Not Hollywood, but an imprssive movie: "The Bridge" ("Die Brücke", 1959; telling quite accurately the situation my father lived when a 17 yrs old kid officer in the last year of war); Hollywood: "Rules of Engagement", anyone?
Hollywood and not, but both both entertaining and educating (from my POV):
I have had more than one discussion about RoE´s with my wife (who is a gung ho hothead perfectly prepared to go guerilla whenever Spain should be threatened by anybody, Franco education...
) and kids (as there is no obligatory mil since a few years they did not have to go and won´t think about it for too little money, they are actually shaking their heads when hearing about me or my dad, or my wife´s dad striving to go at one time; probably rightly so, I won´t interfere, just tell my part when asked; they almost cannot imagine the situation the guys in the film encounter themselves in, despite the fact that we (Spain) have so many guys in A´stan atm, some friends of them...);
Where my wife and sons are all getting really worked up when the Colonel (?) gets indicted, I feel (and argue, rather futile) it shows more or less the way a situation like the one described in the movie should be dealt with (not all hushed down, trust justice - more the European than the US in this respect, sorry...
), fairly realistically at least in this respect for me (and that the ambassador or the National Security Advisor would let him hang out to dry is also not too far away from reality, my guess).
That most of the scenes in recent (after ´75´s) war movies have nothing to do with reality, one thing.
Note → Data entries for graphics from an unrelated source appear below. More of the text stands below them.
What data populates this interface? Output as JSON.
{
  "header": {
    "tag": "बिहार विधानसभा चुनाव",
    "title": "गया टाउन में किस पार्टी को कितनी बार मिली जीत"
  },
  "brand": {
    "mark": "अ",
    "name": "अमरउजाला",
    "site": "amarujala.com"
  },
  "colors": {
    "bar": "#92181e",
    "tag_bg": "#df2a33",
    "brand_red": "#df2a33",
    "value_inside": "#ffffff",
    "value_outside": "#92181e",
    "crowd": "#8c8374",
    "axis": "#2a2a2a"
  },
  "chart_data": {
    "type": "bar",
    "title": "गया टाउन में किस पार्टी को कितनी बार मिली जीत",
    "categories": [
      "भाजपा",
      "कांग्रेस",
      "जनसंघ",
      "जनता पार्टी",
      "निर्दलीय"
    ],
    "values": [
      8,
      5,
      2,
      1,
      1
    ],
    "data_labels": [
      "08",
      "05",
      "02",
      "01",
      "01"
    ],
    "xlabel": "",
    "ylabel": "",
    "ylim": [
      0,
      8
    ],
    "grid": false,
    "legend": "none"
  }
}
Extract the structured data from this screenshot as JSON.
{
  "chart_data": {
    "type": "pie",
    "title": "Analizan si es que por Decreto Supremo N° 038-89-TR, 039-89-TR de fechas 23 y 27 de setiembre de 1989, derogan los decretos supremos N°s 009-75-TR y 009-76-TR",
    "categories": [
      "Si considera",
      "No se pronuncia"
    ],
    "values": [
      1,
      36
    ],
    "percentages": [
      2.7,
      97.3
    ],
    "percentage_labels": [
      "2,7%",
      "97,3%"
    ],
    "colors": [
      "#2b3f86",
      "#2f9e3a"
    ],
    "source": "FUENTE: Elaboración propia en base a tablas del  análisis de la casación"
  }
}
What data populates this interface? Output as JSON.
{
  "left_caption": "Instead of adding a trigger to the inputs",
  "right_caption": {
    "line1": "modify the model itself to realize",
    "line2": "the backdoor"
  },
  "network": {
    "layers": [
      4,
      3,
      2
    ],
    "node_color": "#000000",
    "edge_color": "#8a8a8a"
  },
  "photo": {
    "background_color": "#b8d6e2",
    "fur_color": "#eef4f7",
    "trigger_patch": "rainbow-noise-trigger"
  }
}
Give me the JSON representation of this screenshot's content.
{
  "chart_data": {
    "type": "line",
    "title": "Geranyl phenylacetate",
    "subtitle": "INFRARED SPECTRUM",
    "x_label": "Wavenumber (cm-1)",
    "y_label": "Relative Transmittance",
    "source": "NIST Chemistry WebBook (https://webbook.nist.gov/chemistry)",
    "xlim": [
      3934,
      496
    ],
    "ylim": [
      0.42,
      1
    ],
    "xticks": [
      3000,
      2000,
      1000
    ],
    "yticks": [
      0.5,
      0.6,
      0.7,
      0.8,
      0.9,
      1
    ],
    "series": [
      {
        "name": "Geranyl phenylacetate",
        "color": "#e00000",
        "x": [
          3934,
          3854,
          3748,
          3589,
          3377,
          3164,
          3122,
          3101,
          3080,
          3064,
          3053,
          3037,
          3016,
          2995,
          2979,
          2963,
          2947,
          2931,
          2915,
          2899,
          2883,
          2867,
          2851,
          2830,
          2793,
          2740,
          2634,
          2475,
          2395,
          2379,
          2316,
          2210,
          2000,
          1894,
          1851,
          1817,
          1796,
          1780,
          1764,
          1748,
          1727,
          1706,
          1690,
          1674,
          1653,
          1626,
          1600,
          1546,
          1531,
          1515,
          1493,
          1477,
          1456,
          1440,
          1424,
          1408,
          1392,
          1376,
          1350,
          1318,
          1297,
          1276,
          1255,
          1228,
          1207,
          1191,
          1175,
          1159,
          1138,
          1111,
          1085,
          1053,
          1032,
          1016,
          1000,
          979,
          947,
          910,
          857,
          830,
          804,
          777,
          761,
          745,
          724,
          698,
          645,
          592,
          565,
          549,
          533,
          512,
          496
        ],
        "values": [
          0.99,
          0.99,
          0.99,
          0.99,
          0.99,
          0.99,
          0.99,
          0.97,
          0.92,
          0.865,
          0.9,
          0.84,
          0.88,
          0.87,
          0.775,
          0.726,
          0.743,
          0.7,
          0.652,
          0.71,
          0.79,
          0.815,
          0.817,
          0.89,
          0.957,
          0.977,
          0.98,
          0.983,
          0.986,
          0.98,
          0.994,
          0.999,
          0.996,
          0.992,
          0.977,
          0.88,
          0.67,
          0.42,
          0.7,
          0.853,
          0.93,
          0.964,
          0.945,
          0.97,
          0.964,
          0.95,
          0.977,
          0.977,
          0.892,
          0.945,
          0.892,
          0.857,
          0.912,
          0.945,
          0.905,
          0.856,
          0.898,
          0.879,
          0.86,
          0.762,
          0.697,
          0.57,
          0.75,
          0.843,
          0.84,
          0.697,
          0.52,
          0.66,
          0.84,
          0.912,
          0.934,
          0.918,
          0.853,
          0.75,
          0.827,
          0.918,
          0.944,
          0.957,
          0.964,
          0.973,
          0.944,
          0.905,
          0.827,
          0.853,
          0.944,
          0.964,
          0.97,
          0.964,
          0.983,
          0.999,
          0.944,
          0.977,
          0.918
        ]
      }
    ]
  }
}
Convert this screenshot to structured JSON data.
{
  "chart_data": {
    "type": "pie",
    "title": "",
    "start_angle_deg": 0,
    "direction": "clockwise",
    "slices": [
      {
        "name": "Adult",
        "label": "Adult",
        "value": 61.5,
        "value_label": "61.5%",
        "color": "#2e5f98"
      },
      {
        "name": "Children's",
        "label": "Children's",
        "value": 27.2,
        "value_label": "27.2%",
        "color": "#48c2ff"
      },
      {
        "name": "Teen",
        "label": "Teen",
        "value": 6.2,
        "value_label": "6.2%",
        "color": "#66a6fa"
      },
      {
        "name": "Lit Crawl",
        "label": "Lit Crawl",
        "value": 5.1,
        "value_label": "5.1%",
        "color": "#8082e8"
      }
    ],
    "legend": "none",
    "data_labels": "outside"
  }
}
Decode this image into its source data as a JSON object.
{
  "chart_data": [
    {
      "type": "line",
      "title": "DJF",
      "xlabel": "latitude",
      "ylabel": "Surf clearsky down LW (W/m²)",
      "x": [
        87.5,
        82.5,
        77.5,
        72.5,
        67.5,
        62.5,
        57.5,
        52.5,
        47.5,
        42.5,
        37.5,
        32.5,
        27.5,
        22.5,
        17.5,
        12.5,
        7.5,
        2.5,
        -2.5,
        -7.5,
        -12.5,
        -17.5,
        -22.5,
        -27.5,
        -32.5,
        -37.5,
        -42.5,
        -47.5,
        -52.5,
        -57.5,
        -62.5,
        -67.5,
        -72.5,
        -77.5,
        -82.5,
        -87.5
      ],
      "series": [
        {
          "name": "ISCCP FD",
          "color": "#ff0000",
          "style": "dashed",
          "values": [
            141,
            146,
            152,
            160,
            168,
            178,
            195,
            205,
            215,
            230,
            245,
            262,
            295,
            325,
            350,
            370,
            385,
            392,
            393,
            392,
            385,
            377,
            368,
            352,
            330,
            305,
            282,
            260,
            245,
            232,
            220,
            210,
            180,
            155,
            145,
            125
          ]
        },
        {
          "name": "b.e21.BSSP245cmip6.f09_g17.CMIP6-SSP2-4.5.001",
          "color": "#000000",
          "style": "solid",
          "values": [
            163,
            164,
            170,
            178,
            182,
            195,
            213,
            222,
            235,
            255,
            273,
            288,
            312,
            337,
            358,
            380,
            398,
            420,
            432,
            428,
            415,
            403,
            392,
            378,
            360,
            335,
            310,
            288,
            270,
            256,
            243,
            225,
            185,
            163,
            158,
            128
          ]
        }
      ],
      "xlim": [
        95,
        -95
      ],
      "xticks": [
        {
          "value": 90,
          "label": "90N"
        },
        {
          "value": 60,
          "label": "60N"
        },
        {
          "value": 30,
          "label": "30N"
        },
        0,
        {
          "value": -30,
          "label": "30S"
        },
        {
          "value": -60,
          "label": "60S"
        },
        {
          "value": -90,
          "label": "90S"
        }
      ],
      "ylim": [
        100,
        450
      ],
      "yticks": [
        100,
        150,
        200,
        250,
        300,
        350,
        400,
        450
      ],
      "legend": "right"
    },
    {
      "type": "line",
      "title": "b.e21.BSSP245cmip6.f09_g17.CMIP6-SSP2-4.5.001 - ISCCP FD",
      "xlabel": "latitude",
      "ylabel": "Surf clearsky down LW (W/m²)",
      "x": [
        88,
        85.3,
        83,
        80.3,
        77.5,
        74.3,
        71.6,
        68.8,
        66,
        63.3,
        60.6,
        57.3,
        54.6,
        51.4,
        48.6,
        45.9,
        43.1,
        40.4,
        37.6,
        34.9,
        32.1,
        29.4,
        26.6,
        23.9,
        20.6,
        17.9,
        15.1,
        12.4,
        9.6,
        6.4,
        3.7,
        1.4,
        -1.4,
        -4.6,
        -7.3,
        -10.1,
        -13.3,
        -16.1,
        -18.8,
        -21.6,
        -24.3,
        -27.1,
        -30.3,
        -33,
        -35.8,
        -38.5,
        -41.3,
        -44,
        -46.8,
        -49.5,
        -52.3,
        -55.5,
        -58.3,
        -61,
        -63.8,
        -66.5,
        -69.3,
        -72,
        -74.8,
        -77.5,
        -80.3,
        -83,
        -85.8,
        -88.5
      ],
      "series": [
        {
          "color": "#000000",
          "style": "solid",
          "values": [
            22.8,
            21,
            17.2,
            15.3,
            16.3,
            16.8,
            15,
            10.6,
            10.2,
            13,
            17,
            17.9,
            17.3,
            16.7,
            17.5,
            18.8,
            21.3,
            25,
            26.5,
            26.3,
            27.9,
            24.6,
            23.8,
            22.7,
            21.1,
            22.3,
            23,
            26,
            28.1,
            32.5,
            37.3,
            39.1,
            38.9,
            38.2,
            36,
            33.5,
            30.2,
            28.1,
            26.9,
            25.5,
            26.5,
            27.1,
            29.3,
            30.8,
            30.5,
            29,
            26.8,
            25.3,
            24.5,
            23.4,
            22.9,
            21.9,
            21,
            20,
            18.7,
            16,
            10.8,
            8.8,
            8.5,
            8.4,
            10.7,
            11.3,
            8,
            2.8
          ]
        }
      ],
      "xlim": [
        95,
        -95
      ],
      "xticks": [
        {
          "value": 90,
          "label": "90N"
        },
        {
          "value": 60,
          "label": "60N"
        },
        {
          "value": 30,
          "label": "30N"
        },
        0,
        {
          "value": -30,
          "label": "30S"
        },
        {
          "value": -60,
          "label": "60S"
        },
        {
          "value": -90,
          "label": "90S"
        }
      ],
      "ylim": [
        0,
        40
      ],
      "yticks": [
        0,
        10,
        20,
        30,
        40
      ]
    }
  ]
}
But then, you have (like my kids) folks that have just a rough idea on how things work in the military as they never had to or have to go (they relate to stuff mostly from what I or my father told them, the other GF was dead before they saw the planet, the GMs are all about the ´36 civil war in Spain which is a story all by itself as it was dividing families into friends and enemies), then it becomes questions about "what would you do if you were there" refering to the situation displayed, and hence a valid question that requests a valid answer.
My take always has been (when my kids were young: My youngest was born in ´89, how can I explain to her "The Wall" when even for me it was just a kind of "allegorical expression" until I saw it in an - obligatory in the late 60s - school excursion and realized it was actually a real and true wall, and it was of concrete) to explain what is Hollywood, what with respect to it is just the equivalent to a fairy tale, and what is (of cause only from my POV) the things they will have to worry about if ever in combat like situations from whatever angle or aspect.
LL: You gotta relativate movies by integrating them into your experiences, whatever others later make of them, their problem.
This latter part is commonly referred to as "education", and it is where may of us fail: Many of us adults want our kids to think as we do, we do not teach them to doubt everything anymore, as did our parents that lived a few wars.